Comme Paris est à la fois l'une des plus grandes villes entre les grandes, et l'une des plus petites entre les petites, la présence du jeune ménage Paluau dans la loge de la comtesse de Séricourt à l'Opéra, ce lundi, provoquait des commentaires sans fin parmi les abonnés de ce théâtre. Ces abonnés ne sont pas légion; mais, par les cercles et les champs de courses, par les salons et les cabinets particuliers, ils touchent à des sociétés si diverses que la moindre anecdote, commentée par eux, se trouve naturellement devenir ce que l'on appelle dans les gazettes spéciales un événement parisien. Encore vingt-quatre heures, et la nouvelle d'une reprise de liaison entre Mme de Séricourt et Maurice de Paluau, six mois après le mariage de celui-ci, allait courir partout dans ce coin de province qui va du Bois de Boulogne à la place Vendôme et du parc Monceau à la rue de Varenne. En attendant, voici les phrases qui se prononçaient presque identiquement, entre initiés, de fauteuil à fauteuil, dans les avant-scènes, dans les baignoires, enfin tous les postes d'observation d'où l'on pouvait voir, sur le devant de la loge des Séricourt, la toujours jolie comtesse et Mme de Paluau assises auprès l'une de l'autre. Au fond, parmi quelques comparses, se dessinait la silhouette des deux maris:

—«Hé bien! Vous avez vu? La petite Séricourt a repris Paluau...»

—«Ça en a tout l'air et c'est dégoûtant. Pourquoi s'est-il marié, alors?»

—«Hé! Hé! Sa femme a beaucoup d'argent.»

—«Il faut bien qu'elle ait quelque chose. Quel paquet! Est-ce fagoté! Et Clotilde est-elle délicieuse! C'est vraiment la femme la mieux mise de Paris. Ce que je ne comprends pas, c'est que Paluau l'ait jamais quittée, et pour ça!»
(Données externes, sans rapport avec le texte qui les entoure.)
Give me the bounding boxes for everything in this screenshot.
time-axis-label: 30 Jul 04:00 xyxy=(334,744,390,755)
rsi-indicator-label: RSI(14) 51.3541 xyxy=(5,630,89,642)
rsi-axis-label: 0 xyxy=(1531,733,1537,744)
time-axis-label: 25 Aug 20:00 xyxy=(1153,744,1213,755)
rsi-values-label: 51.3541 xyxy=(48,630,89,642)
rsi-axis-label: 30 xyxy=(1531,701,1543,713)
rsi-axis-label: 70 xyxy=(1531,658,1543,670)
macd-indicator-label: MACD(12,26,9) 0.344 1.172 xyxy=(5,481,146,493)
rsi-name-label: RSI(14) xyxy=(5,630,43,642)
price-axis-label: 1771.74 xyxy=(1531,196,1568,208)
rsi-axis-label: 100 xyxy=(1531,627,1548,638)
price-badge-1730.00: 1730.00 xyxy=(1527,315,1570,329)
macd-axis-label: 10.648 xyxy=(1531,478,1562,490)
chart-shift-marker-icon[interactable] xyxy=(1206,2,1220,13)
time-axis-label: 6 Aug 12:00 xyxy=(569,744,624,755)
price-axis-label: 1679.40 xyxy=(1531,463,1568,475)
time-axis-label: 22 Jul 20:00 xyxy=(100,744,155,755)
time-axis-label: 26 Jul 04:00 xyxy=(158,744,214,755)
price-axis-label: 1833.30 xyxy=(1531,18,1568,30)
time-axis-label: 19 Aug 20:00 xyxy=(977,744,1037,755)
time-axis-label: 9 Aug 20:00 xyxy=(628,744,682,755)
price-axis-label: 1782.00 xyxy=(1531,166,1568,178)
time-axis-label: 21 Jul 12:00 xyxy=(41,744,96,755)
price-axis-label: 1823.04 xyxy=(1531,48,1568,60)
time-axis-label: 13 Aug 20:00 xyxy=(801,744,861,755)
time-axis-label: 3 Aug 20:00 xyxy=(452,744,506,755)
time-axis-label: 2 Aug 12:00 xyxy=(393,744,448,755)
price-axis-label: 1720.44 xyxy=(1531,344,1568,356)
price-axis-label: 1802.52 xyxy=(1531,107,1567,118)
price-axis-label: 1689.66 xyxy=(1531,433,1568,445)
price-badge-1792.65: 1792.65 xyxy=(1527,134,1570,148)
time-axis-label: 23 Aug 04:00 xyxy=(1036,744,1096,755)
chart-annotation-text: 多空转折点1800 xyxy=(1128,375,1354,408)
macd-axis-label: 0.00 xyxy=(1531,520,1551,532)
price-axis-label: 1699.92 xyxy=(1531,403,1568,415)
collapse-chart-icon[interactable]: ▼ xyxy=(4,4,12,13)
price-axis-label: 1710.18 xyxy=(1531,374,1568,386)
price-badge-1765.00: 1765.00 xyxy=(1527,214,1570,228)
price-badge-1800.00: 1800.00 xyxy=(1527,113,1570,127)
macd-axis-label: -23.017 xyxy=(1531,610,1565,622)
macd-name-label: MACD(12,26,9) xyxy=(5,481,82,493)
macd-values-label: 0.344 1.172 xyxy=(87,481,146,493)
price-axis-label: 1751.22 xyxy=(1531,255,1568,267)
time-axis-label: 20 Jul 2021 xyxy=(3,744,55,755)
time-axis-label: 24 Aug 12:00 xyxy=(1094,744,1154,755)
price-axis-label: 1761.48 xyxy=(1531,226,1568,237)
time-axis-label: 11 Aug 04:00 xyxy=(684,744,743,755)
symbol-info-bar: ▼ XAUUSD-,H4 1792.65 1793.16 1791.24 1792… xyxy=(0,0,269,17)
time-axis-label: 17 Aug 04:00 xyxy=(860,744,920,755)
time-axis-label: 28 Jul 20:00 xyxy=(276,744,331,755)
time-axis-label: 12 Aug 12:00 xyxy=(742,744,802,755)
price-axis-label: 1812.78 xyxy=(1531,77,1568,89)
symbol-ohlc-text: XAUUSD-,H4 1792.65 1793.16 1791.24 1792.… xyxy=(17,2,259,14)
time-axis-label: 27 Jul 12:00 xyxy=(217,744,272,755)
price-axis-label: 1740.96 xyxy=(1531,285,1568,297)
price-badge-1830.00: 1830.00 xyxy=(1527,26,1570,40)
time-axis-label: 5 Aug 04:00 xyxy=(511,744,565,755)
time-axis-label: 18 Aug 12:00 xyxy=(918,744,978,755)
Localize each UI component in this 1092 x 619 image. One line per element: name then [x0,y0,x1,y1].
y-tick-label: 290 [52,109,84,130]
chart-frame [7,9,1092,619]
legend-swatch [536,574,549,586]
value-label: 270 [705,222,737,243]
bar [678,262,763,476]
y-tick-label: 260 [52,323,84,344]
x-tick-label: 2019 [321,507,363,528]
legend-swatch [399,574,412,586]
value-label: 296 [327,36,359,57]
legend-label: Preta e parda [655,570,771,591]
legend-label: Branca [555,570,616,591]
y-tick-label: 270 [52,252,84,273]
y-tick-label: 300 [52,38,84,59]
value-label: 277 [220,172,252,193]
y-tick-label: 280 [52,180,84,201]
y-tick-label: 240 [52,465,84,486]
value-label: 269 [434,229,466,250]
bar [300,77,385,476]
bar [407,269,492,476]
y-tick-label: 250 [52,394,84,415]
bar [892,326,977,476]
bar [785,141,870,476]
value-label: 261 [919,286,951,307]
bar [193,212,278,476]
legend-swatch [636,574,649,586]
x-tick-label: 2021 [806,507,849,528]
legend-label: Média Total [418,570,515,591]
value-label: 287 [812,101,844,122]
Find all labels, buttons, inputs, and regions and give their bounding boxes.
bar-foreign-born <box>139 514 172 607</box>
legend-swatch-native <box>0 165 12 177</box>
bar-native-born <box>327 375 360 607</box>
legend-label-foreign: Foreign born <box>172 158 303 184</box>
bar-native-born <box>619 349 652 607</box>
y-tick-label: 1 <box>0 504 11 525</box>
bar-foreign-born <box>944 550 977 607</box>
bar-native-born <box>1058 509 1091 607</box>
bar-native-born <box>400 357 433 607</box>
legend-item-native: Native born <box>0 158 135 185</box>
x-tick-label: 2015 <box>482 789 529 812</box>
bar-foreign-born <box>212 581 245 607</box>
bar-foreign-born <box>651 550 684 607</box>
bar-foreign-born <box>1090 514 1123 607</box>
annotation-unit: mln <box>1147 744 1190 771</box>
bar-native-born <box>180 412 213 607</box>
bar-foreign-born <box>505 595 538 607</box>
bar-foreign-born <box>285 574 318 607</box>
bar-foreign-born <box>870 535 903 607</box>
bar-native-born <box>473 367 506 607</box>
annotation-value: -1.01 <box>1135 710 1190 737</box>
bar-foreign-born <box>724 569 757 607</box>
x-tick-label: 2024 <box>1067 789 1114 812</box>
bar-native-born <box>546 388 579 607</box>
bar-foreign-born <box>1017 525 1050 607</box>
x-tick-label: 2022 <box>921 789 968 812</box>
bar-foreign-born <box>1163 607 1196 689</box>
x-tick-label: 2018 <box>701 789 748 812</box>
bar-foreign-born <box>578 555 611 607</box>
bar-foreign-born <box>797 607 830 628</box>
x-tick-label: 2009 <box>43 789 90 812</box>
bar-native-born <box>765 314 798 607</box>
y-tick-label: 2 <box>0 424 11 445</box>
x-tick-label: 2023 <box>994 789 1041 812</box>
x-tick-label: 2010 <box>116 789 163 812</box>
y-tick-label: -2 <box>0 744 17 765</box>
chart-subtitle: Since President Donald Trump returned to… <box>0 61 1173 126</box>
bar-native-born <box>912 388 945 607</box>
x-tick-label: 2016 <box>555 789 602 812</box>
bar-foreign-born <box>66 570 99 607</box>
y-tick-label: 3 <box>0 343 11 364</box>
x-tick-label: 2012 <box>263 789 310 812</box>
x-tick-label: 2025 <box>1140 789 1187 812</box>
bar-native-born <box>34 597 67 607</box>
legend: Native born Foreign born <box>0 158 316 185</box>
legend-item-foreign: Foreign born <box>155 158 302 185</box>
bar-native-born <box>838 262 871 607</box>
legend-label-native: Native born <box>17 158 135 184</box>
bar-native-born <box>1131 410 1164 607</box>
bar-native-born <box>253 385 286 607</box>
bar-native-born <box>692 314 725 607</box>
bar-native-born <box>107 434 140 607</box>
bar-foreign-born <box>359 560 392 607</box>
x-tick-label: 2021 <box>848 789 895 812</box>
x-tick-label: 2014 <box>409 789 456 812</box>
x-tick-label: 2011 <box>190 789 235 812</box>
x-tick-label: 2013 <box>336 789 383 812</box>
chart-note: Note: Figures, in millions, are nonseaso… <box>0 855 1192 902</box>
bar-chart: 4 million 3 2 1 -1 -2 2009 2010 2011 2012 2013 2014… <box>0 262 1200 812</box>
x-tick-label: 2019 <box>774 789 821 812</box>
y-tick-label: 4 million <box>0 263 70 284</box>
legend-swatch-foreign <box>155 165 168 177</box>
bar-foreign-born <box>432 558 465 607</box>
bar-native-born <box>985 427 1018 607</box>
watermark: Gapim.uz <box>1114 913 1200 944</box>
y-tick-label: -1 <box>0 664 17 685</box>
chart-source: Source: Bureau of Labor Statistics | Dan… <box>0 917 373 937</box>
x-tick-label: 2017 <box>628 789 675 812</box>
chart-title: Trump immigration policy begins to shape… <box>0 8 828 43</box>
—«Vous êtes bien sûr qu'il l'avait quittée?»

—«Vous croyez? Ce serait encore plus dégoûtant, mais bien nature. Reste à savoir comment sa femme supportera la chose...»

—«Elle n'en saura rien. Qui le lui dirait?»

—«Pauvre petite!... D'ailleurs Paluau n'a pas l'air fier. Tout de même, j'en reviens à ce que je disais: pourquoi diantre s'est-il marié?»